Well this is a bother: navcoder can't snoop the I-Bus when its using a K+DCAN cable. It appears to only be seeing traffic that it generates. Looks like I'm going to need to build an adaptor cable with a direct I-Bus tap next.
If you're connecting to the diagnostics port (20-pin or OBD), you'll only get D-Bus traffic. D-Bus uses a different protocol, which is a discussion for another time.
You can however still use the interface on K/I-Bus as (like most buses of this era of BMWs), it's a derivative of ISO 9141 K-Line. You just need three pins from the interface, 12V, Ground, and K-Line. The latter- K-Line, just being substituted for whatever bus you connect to.

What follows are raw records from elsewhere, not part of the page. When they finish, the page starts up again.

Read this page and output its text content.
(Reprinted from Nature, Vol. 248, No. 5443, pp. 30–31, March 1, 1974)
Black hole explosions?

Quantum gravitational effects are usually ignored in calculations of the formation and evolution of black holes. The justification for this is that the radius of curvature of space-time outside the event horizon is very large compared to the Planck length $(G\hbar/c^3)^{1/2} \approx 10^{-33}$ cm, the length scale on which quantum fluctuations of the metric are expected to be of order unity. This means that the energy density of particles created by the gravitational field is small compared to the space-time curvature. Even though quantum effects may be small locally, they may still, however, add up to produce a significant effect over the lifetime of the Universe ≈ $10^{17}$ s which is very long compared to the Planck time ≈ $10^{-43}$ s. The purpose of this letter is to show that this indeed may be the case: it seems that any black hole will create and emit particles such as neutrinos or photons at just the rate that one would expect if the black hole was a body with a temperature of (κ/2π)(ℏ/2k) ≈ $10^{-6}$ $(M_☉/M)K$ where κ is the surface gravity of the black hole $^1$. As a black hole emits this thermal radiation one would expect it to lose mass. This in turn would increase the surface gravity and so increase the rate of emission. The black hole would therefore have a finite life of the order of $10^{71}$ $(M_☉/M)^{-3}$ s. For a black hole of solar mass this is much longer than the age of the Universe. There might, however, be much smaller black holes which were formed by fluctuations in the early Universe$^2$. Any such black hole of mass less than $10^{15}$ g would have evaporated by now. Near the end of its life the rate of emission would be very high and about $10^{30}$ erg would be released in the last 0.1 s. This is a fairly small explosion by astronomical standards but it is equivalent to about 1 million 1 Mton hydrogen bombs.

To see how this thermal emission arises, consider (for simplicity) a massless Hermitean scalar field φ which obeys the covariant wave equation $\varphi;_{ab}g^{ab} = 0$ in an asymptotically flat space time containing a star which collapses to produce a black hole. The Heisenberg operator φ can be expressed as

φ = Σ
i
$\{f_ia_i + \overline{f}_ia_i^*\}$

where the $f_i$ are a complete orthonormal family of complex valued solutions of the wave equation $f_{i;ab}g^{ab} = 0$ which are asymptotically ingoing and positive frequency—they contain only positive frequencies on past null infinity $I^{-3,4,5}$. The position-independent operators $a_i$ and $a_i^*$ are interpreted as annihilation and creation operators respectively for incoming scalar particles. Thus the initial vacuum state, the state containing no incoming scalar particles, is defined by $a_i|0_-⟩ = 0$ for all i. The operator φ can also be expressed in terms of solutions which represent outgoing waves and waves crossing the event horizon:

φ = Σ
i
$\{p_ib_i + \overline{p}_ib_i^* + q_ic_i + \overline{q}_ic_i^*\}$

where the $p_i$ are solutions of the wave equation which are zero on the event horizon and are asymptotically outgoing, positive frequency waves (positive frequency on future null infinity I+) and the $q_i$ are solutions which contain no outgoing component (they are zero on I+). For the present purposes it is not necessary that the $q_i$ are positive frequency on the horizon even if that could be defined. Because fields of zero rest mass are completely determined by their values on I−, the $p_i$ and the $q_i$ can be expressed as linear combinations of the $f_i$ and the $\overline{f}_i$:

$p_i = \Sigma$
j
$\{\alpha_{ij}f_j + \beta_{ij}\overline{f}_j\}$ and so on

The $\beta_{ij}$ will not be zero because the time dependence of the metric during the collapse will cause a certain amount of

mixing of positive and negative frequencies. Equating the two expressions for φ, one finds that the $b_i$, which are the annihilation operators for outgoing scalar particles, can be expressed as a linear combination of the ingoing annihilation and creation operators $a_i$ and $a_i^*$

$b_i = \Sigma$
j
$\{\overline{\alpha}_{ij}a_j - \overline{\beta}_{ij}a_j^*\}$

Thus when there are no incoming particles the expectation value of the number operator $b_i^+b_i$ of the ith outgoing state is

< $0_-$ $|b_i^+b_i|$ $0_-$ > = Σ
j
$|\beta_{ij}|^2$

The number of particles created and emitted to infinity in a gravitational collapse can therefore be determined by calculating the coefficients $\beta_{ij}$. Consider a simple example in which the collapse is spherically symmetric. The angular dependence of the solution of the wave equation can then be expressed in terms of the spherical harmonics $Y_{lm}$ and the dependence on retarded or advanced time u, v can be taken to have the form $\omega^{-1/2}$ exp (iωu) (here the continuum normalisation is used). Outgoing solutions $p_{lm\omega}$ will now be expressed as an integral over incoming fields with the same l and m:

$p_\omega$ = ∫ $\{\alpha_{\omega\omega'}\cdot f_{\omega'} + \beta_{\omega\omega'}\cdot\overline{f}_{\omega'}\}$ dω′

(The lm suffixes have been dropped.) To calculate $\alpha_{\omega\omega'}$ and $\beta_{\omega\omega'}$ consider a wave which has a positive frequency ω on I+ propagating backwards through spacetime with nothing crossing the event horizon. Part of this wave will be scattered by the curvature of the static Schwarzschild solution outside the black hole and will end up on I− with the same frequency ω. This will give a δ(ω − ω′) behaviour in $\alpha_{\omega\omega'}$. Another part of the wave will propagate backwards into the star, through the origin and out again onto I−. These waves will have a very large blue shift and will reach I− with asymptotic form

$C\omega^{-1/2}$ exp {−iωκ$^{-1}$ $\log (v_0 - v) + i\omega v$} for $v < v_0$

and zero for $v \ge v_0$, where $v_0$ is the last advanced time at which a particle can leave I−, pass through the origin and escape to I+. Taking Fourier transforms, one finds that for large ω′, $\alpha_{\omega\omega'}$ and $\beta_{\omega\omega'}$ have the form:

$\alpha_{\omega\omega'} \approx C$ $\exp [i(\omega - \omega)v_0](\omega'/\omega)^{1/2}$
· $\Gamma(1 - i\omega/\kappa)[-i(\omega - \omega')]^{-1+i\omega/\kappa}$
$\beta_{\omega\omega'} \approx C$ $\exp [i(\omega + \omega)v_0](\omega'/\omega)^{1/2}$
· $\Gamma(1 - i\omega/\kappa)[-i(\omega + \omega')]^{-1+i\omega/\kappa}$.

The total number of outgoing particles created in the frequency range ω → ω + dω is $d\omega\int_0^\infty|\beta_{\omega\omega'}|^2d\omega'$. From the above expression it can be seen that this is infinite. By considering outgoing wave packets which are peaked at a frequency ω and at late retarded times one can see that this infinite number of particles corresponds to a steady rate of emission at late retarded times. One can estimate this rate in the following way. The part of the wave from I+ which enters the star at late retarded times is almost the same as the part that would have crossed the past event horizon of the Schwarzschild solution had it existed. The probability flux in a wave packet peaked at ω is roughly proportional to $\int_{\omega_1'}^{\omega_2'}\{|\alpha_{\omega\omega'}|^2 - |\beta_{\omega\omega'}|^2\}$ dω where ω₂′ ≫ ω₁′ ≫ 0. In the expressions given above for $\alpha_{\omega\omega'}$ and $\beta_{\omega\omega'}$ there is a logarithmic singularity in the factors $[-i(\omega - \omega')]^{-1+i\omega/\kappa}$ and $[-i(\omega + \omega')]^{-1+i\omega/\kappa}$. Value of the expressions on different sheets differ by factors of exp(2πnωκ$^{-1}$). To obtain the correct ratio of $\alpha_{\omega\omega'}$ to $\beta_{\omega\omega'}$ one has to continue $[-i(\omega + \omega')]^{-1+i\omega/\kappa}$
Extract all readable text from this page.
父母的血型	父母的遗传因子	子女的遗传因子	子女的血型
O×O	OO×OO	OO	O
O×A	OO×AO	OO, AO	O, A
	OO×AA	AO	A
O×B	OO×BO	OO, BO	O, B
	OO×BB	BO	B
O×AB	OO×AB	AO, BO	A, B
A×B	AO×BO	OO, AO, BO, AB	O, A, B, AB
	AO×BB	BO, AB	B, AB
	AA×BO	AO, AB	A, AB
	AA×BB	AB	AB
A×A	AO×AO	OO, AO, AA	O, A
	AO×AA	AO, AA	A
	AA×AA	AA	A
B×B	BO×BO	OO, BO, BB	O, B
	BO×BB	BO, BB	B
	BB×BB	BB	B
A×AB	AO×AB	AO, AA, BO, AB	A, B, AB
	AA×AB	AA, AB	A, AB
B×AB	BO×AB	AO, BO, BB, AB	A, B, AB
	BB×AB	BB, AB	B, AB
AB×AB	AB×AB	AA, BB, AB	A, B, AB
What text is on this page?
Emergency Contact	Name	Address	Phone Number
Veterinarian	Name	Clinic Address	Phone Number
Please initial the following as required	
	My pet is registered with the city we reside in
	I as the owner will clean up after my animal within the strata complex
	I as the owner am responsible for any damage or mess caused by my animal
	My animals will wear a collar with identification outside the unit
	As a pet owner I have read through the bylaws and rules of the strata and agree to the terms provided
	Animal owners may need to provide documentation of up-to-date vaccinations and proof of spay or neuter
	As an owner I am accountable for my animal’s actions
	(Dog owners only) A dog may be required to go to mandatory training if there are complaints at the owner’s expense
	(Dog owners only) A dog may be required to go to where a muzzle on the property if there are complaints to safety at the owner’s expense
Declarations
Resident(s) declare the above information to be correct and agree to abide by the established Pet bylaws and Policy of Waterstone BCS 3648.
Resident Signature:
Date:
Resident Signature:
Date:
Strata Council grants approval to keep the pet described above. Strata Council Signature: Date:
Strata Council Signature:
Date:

Hmmm... looks BlueBus is sending something to the GT at 46791 and its responding at 46870 just before the cutout. Ident? Then ident response is logged right around where screen cuts back in.
You're spot on.
[46791] DEBUG: IBus: RX[5]: 3F 03 3B 00 07 [SELF]
00
is a diagnostic request for IDENT.
[46870] DEBUG: IBus: RX[36]: 3B 22 3F A0 39 31 31 35 30 33 33 31 30 30 38 30 36 31 34 32 31 30 33 30 31 34 35 30 36 37 2E 31 30 30 30 AE
A0
is a diagnostic reply- essentially it's 'success'.
You're obviously au fait on the development side, but as a quick note on the protocol- the commands, i.e. 0x00
through 0xff
, are in a global scope; it should do the same thing every time, on every bus, be it K, I, or D. Now, it wouldn't be BMW without some exceptions, but with respect to these commands, you'll only ever seen them used in a diagnostics.
[46915] DEBUG: IBus: RX[7]: ED 05 F0 4F 02 11 44
This is the TV module (0xED
) turning the BMBT (0xF0
) display off.
[54635] DEBUG: IBus: RX[7]: ED 05 F0 4F 12 11 54
This is the TV module turning the BMBT display on.
~~Errr....~~
~~[46896] DEBUG: IBus: RX[5]: 3F 03 3B 11 16 [SELF]
~~
~~We got a buffer underrun!~~
Edit: Ahah, literally just proved my own point on the global scope exceptions. Ignore this.